Teenager tries to flatten new homes with digger
A 15 year-old-boy and his friends turned into a wrecking crew when they got into a showpiece housing development.
They tried to pull down partly built homes after starting up two excavators and a road roller in the early hours of the morning.
The 15-year-old Lewis Benit used a five ton digger swinging it around to attack brickwork.
Blackpool Youth Court heard that Benit was also part of a gang which got into Blackpool Pleasure Beach last month, starting up the Blue Flyer rollercoaster by breaking into the controller’s cabin at 4.20am.
They rode around the track several times leaping from car to car.
He pleaded guilty to the aggravated taking of the building site digger causing damage to buildings, tools, scaffold and another digger.
Benit also admitted threatening behaviour against a slot machine arcade worker who was trying to throw him out of the premises because Benit was suspected of stealing from machines.

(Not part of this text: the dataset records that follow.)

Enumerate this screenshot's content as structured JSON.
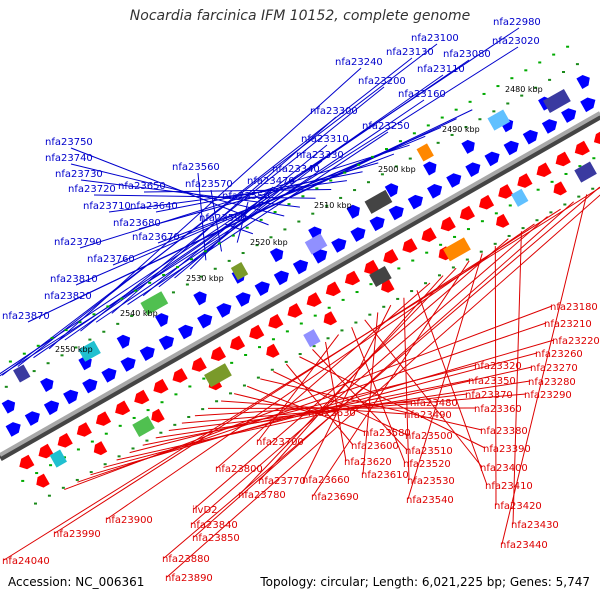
{
  "title": "Nocardia farcinica IFM 10152, complete genome",
  "footer": {
    "accession": "Accession: NC_006361",
    "summary": "Topology: circular; Length: 6,021,225 bp; Genes: 5,747"
  },
  "colors": {
    "forward_label": "#0000cc",
    "reverse_label": "#dd0000",
    "forward_arrow": "#0000ff",
    "reverse_arrow": "#ff0000",
    "backbone": "#777777",
    "tick": "#00aa00"
  },
  "kbp_marks": [
    {
      "label": "2480 kbp"
    },
    {
      "label": "2490 kbp"
    },
    {
      "label": "2500 kbp"
    },
    {
      "label": "2510 kbp"
    },
    {
      "label": "2520 kbp"
    },
    {
      "label": "2530 kbp"
    },
    {
      "label": "2540 kbp"
    },
    {
      "label": "2550 kbp"
    }
  ],
  "forward_genes": [
    "nfa22980",
    "nfa23020",
    "nfa23100",
    "nfa23130",
    "nfa23080",
    "nfa23240",
    "nfa23110",
    "nfa23200",
    "nfa23160",
    "nfa23300",
    "nfa23250",
    "nfa23310",
    "nfa23330",
    "nfa23340",
    "nfa23470",
    "nfa23560",
    "nfa23570",
    "nfa23550",
    "nfa23590",
    "nfa23750",
    "nfa23740",
    "nfa23730",
    "nfa23720",
    "nfa23650",
    "nfa23710",
    "nfa23640",
    "nfa23680",
    "nfa23670",
    "nfa23790",
    "nfa23760",
    "nfa23810",
    "nfa23820",
    "nfa23870"
  ],
  "reverse_genes": [
    "nfa23180",
    "nfa23210",
    "nfa23220",
    "nfa23260",
    "nfa23270",
    "nfa23320",
    "nfa23350",
    "nfa23280",
    "nfa23370",
    "nfa23290",
    "nfa23480",
    "nfa23360",
    "nfa23490",
    "nfa23630",
    "nfa23580",
    "nfa23380",
    "nfa23500",
    "nfa23600",
    "nfa23390",
    "nfa23510",
    "nfa23620",
    "nfa23700",
    "nfa23520",
    "nfa23400",
    "nfa23610",
    "nfa23660",
    "nfa23530",
    "nfa23410",
    "nfa23800",
    "nfa23770",
    "nfa23780",
    "nfa23690",
    "nfa23540",
    "nfa23420",
    "ilvD2",
    "nfa23430",
    "nfa23900",
    "nfa23840",
    "nfa23990",
    "nfa23850",
    "nfa23440",
    "nfa23880",
    "nfa24040",
    "nfa23890"
  ]
}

He also admitted causing £150 of damage to a car by headbutting it outside Blackpool Police Station.
The £50m Foxhall Village project at Blackpool, was put behind schedule by the spree with and extensive clean up operation required the need for all the scaffold to be replaced for safety reasons by main contractors Hollinwood Homes.
Benit was made the subject of a 12 month Criminal Behaviour Order. He was also given a 12 month Rehabilitation Order and a three month curfew.
His name was given in court and no order was made banning his identification.
The Behaviour Order bans him from going into Blackpool Town Centre.
He must not associate with five other named people, have cards which could be used in fraudulent card tricks and must not harass or put anyone in fear.
Prosecutor Chrissie Hunt said that at the start of proceedings the crimes were part of the application by the police and local authority for the Behaviour Order.
She said: “When he went onto the building site at 2am he managed to start the industrial plant vehicles and he was trying to pull houses down.
“He managed to swing the digger around.
“He put himself and the site workers who may have gone on the scaffold the following day in great danger.”
“There was an extensive clean up and the site went behind schedule.”
Leisa Splaine, defending, said that a problem upbringing had a knock on effect on her client’s behaviour and that Benit was currently not on any educational programme.
She added: “He mixed with a certain group of individuals and things got very out of hand.”
The Gazette understands he no longer lives in the area and his behaviour has improved since the incident.
The report on Benit given to magistrates also said he cheated holidaymakers out of their money playing card tricks and how he would taunt elderly people. During one month alone the police had 35 logs on his behaviour.
When asked by chairman of the bench Peter Pimbley to explain himself, Benit said: “I know I should not have done those things. I was not thinking.”
Mr Pimbley warned him: “What you did was very, very dangerous you will not get closer than this to going into custody.”